Aber Himmel, wie oft muß nicht ein Schreibmensch an sich bessern, der kaum über ein halbes Jahrhundert alt ist! Lebte er sich vollends in ein Methusalems-Jahrtausend hinein und schriebe dabei: der Methusalem bekäme so viele Bände von Verbesserungen nachzuschießen, daß das Werk selber ihnen nur als Vorwerk, Anhängsel oder Ergänzblatt beizugeben wäre.

Seit mehren Jahren haßt der Verfasser in seinen ältern Werken einen Fehler in hohem Grade, den er bei Ernst Wagner, Fouqué und andern häufig wiederholt oder nachgeahmt angetroffen, nämlich den Fehler der eignen schriftstellerischen Austrommelsucht oder Vorsprecherei der Empfindungen, welche der Gegenstand haben und zeigen soll, aber nicht der Dichter. Z. B. »erhaben ruhig antwortete Dahore.« – Wozu erhaben beifügen, da es überflüssig, anmaßend und vorausnehmend ist, sobald die Antwort wirklich erhebt, oder, wenn sie es nicht tut, alles noch erbärmlicher ausfällt? Der Dichter, der auf diese Weise das Vor-Echo seiner Personen ist, nimmt sich einige neuere Trauerspieldichter wie Werner, Müllner u. a. zum Muster, welche für den Schauspieler bei jeder Rede die Buchbinder-Nachrichten vorsetzen: »mit rührendem Schmerze – mit einem Seufzer schmerzlicher Erinnerung – aus der Tiefe des Schmerzes herauf« – lauter Macht- oder Unmachtsprüche, die nur ein pantomimischer Tanz nötig hat und befolgen kann, die aber kein Stück von Shakespeare, von Schiller und Goethe braucht, weil ja die Rede selber reden lehrt.

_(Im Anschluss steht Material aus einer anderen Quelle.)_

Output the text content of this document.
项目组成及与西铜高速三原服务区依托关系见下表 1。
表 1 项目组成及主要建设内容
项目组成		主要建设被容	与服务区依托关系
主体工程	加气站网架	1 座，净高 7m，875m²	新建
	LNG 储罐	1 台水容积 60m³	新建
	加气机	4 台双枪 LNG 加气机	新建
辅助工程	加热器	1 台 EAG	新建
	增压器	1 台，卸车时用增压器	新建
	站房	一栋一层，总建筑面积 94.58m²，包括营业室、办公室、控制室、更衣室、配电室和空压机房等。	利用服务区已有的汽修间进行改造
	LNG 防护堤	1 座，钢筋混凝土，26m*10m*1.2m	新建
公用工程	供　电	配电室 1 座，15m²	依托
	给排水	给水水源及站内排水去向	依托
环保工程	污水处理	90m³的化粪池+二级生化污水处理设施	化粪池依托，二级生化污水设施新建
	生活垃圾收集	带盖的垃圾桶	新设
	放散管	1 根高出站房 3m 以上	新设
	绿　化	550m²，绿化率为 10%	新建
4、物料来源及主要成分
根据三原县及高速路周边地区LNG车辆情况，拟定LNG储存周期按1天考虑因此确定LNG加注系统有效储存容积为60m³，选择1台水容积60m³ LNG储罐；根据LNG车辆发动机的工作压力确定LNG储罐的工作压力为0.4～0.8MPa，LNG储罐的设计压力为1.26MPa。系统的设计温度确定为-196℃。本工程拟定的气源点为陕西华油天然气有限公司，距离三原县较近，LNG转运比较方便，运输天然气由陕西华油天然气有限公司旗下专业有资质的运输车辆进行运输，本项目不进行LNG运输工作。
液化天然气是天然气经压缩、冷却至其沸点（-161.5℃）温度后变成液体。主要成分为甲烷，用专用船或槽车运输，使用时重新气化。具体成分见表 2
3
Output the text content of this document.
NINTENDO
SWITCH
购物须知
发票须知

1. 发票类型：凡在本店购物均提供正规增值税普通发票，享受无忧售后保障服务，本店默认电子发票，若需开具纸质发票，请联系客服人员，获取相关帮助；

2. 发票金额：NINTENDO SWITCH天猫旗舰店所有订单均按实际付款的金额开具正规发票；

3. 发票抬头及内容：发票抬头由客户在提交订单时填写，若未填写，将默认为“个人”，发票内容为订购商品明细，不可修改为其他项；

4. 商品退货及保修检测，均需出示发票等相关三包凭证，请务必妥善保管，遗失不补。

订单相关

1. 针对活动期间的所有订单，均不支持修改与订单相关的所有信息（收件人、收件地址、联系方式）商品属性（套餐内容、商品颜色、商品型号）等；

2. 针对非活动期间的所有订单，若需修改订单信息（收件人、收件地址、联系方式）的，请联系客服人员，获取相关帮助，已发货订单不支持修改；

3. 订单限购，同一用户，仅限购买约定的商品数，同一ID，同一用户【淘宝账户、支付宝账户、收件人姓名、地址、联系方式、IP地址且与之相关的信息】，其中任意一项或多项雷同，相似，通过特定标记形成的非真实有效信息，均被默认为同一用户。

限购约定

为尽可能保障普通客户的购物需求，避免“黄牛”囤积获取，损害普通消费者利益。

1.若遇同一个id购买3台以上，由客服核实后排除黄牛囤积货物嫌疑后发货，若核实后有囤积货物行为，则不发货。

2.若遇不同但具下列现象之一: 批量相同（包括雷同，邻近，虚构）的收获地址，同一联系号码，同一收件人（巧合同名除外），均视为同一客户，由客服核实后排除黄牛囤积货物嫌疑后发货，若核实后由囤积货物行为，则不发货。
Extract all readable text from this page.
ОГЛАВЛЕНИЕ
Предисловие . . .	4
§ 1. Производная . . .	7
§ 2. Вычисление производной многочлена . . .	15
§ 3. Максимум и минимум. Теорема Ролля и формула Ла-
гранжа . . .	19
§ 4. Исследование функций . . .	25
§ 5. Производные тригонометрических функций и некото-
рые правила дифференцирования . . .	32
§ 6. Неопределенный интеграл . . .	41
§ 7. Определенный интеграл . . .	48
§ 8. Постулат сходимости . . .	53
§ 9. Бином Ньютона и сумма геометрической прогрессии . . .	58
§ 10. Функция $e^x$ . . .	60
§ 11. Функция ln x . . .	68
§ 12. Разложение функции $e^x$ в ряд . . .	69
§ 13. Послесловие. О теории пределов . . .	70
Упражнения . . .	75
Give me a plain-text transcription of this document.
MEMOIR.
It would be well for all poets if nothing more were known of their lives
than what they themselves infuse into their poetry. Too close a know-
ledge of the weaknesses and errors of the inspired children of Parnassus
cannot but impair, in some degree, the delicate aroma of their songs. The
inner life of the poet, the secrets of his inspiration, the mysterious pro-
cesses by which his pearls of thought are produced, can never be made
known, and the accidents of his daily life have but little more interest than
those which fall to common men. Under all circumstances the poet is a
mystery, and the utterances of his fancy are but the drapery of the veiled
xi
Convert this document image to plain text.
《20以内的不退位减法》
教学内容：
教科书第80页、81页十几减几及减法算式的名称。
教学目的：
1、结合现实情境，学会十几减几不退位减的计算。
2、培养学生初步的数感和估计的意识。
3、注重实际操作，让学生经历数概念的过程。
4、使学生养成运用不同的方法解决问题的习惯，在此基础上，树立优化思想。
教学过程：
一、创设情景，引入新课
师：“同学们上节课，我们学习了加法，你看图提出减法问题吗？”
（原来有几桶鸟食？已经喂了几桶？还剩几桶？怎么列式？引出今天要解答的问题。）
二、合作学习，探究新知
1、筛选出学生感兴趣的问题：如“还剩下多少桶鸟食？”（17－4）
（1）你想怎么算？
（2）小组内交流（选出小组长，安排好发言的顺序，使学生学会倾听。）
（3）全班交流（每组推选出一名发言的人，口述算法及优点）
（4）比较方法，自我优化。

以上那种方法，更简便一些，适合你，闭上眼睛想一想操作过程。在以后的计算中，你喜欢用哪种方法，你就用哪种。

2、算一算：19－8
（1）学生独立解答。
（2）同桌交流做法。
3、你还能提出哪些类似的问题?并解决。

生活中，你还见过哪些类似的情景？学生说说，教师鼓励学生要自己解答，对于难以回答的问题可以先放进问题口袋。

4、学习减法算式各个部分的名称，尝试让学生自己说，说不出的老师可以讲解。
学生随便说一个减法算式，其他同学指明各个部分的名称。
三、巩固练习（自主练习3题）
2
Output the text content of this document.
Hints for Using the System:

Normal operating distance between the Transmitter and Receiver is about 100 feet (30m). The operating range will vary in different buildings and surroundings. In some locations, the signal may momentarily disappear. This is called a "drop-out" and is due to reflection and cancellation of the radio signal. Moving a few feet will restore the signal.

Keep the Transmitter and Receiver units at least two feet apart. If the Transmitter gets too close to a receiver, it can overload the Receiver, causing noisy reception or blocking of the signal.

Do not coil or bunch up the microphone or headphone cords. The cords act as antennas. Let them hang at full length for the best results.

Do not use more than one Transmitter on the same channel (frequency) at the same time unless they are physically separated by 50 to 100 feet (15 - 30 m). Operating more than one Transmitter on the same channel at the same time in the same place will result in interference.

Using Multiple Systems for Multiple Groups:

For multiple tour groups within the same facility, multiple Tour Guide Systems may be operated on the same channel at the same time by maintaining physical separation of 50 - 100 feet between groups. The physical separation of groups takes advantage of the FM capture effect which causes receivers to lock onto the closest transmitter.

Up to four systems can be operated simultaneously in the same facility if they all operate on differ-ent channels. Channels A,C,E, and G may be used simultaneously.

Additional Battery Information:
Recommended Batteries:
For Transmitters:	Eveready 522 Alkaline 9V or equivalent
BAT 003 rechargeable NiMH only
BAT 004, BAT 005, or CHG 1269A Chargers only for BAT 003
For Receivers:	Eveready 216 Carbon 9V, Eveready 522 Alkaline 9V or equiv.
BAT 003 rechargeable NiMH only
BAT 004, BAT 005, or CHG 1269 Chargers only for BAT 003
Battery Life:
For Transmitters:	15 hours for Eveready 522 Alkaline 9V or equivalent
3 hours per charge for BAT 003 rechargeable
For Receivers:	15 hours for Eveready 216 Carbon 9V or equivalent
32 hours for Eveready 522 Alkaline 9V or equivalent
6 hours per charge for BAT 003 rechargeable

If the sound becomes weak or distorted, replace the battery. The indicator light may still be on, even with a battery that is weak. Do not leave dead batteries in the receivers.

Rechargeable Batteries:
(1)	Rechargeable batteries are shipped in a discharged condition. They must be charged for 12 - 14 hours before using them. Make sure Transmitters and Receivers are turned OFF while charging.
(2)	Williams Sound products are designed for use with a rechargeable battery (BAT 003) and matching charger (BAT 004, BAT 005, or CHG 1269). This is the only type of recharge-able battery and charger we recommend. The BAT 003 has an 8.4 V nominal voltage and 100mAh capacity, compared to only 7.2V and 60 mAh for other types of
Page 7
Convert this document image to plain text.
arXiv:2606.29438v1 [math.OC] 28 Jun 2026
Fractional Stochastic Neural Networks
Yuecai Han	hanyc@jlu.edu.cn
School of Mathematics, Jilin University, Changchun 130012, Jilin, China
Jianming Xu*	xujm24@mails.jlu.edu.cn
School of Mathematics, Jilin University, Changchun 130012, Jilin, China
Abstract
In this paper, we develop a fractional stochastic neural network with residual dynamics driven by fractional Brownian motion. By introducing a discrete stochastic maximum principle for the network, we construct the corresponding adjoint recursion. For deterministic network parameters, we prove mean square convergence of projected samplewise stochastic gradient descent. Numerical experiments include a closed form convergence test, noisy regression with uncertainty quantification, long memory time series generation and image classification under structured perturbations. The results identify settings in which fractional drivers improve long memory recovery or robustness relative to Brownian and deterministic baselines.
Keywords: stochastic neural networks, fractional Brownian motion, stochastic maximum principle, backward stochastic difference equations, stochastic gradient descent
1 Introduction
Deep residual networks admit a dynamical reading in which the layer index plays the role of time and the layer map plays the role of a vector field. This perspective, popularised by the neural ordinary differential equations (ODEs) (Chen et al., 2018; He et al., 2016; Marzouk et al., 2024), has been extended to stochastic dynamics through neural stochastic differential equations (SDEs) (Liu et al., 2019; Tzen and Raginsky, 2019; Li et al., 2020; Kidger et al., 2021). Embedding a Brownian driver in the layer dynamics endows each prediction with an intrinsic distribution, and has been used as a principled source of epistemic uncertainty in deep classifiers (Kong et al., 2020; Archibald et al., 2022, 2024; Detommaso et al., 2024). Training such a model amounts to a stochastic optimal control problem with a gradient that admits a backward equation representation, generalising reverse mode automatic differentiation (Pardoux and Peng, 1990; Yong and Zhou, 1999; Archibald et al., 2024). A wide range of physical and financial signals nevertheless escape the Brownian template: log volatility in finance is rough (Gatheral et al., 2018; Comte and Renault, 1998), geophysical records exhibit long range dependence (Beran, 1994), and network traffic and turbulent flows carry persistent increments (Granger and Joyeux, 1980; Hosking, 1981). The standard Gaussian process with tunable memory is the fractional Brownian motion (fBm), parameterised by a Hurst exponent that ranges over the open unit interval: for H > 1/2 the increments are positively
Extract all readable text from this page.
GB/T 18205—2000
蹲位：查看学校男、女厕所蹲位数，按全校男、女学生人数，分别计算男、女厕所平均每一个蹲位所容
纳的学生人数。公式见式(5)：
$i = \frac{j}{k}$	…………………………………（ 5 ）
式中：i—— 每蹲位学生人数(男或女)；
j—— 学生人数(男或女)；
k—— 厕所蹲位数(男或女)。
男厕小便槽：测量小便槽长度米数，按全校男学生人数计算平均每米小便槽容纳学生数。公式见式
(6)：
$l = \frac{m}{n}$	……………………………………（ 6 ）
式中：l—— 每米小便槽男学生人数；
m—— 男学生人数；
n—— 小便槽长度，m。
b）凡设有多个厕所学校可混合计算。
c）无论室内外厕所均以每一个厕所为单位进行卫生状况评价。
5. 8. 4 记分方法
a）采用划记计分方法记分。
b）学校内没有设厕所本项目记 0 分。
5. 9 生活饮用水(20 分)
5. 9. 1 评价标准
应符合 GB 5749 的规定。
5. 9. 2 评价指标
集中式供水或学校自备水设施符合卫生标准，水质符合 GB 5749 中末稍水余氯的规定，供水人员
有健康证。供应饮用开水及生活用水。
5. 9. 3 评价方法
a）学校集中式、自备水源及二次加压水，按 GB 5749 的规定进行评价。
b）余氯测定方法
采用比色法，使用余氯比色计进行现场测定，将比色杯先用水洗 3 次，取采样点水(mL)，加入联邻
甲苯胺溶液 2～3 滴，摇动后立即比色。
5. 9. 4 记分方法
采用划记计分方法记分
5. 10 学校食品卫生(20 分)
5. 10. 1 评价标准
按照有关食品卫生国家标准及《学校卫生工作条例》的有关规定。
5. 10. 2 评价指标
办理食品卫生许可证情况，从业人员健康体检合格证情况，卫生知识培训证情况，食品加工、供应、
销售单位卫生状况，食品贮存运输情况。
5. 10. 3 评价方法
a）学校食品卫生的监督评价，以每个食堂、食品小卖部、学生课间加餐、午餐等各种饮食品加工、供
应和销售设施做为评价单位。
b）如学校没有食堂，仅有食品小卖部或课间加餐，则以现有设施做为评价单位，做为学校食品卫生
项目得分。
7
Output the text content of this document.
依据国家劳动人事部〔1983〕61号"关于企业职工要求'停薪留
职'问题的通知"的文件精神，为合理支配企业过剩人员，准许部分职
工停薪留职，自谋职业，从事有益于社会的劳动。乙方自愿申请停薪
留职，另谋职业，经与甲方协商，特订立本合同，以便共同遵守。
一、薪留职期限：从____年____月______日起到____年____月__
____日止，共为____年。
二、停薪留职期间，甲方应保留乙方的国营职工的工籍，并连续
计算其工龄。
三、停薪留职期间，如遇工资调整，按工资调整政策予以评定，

Übrigens hab' ich jetzo, um ein Viertel-Jahrhundert älter und gealtert, nicht den Mut, dem ersten jugendlichen Ausströmen des Herzens ein anderes Bette und einen schwächern Fall und Zug zu geben. Der spätere Mensch hält zu leicht das Ändern am jüngern für ein Bessern desselben; aber wie kein Mensch den andern ersetzen kann, so kann auch nicht einmal derselbe Mensch sich in seinen verschiedenen Alterstufen vertreten, am wenigsten der Dichter. Die beste eheliche Liebe ist nicht das, was die jungfräuliche war; und so gibt es auch in der Begeisterung und in der Darstellung eine jungfräuliche Muse. Ach alles erste im Dichten wie Leben ist, was ihm auch sonst abgehe, so unschuldig und gut; und alle Blüten kommen so rein weiß auf die Welt, worin nachher »die Sonne«, wie Goethe schon von körperlichen Farben sagt, »kein Weißes duldet«. Darum sollen alle heiße Worte meiner Begeisterung für Emanuels Sterben und Viktors Lieben und Weinen und für Klotildens Schweigen und Leiden stets im Hesperus ungekühlt und unverändert stehen bleiben. Sogar das Jetzo soll dem Sonst nichts nehmen. Denn ob ich gleich seit 25 Jahren durch einige Nachahmungen und Nachspiele des Buchs ordentlich mich selber satt bekommen: so überwind' ich doch den Überdruß an dieser Selbersattheit durch die Hoffnung, daß der schreibende Jüngling später wieder auf lesende Jünglinge und Jungfrauen treffen und daß künftig auch für ältere Leser mehr vom Nachgeahmten als von den Nachahmungen übrig bleiben wird.

Und so lege denn dieser Abendstern – der früher der Morgenstern meiner ganzen Seele gewesen – seinen dritten Umlauf um die Lesewelt in dem vollern Lichte eines bessern Standes gegen Sonne und Erde zurück!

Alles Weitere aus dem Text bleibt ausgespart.